Pour pallier ces situations, l’acquéreur d’un véhicule peut faire appel à diverses actions juridiques, et notamment recourir à celle prévue par l’article 1641 du Code civil N° Lexbase : L1743AB8 : la garantie des vices cachés. Le vendeur doit en effet garantir l’acquéreur contre les vices d’une chose qui pourraient la rendre impropre à l’usage auquel elle était destinée. Cette action permet donc à l’acquéreur dont le véhicule présente un vice indécelable au moment de la vente et le rendant totalement ou partiellement impropre à son usage normal – en l’occurrence la circulation – d’obtenir du vendeur, selon son souhait, la résolution du contrat (action rédhibitoire) ou la diminution du prix (action estimatoire).

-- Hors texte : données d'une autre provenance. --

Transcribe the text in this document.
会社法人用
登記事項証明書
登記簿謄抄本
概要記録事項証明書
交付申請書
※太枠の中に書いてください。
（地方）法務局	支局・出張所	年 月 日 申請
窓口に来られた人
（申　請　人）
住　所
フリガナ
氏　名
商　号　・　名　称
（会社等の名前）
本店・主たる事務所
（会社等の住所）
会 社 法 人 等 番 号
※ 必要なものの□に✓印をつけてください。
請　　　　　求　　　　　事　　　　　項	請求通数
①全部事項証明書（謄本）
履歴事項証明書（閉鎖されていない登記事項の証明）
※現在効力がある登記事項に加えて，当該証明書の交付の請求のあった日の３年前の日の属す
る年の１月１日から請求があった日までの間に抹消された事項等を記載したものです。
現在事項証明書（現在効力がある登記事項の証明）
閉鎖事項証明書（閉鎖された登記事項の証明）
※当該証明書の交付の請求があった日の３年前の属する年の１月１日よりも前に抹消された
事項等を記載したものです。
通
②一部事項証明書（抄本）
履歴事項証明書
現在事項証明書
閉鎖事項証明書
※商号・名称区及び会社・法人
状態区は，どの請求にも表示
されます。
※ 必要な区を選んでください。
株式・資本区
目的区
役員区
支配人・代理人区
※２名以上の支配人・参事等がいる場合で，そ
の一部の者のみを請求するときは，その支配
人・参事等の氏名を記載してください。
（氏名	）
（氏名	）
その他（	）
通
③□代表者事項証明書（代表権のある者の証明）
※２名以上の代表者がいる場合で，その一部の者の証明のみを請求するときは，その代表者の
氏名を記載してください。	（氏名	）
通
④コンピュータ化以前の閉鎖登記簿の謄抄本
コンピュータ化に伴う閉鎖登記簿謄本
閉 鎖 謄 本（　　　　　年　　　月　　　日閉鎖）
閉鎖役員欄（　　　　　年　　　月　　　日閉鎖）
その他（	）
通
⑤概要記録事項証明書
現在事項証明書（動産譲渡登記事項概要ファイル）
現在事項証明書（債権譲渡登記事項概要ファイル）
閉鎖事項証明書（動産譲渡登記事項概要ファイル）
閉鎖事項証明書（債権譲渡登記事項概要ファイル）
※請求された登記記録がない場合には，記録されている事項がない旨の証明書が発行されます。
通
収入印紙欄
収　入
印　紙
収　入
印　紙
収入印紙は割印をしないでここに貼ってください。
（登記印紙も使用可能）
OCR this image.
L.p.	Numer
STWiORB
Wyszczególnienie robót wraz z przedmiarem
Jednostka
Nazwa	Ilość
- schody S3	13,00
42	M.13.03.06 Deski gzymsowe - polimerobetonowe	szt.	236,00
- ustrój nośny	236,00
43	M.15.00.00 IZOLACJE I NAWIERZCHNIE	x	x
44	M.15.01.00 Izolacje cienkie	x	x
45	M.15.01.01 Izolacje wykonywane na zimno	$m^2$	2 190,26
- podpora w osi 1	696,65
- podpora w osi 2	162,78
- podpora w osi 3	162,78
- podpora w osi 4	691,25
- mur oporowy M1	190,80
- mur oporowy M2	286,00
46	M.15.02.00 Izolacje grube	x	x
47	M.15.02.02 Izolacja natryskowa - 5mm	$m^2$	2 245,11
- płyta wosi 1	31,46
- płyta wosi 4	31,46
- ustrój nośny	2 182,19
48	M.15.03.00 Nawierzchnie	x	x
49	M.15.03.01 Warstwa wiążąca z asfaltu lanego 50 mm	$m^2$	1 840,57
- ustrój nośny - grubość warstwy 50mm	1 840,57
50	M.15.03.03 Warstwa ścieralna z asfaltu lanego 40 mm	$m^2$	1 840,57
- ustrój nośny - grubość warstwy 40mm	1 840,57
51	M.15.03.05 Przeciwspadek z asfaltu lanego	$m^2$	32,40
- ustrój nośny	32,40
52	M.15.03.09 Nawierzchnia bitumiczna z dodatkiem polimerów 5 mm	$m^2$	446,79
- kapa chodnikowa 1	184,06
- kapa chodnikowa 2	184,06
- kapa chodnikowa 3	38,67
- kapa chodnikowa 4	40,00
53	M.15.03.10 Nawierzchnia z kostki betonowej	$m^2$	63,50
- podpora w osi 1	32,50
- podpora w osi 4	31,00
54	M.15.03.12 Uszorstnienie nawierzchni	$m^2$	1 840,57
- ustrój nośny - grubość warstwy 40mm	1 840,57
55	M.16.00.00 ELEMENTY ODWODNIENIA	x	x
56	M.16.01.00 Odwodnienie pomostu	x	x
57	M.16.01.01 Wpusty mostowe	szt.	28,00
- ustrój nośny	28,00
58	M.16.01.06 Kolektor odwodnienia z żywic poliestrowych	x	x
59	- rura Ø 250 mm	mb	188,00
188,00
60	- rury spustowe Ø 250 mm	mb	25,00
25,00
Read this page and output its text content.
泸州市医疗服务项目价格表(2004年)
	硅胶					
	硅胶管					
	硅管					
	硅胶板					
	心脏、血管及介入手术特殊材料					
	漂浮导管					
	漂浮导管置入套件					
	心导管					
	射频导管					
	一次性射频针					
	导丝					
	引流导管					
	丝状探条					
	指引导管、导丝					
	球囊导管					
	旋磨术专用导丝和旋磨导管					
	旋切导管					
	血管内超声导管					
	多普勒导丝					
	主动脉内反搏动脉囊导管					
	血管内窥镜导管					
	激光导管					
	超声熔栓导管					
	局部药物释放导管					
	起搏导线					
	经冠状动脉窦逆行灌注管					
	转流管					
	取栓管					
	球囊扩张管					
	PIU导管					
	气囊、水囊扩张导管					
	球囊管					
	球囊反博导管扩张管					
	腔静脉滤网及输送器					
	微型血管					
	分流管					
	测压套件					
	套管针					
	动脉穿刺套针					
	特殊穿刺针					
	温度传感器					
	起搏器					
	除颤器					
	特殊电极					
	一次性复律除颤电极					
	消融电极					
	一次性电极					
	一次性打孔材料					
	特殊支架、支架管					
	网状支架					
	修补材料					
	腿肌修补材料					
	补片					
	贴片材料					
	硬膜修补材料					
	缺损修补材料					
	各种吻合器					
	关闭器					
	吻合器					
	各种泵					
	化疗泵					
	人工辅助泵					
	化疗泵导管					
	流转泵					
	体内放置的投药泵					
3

Les magistrats, qu’il s’agisse des cours d’appel ou de la Cour de cassation, sont régulièrement appelés à se prononcer sur des questions touchant aux contentieux en matière de garantie des vices cachés. Rien d’étonnant alors à ce que la cour d’appel de Lyon, sur la période allant du mois de décembre 2020 au mois de mai 2021, ait pu juger non moins de cinq affaires y afférant. La lecture de ces décisions permet de retracer la mise en œuvre des conditions et effets de la garantie légale pour constater que les juges lyonnais règlent très strictement cet abondant contentieux.
I. Les conditions de mise en œuvre de la garantie des vices cachés
Pour invoquer la garantie des vices cachés, il est nécessaire que l’acquéreur démontre l’existence d’un vice inhérent à la chose qu’il vient d’acheter. En application de l’article 1641 du Code civil N° Lexbase : L1743AB8, le vice doit alors présenter une gravité suffisante en rendant le bien impropre à son usage normal. Il doit, en outre, être nécessairement antérieur à la vente et ne pas être apparent.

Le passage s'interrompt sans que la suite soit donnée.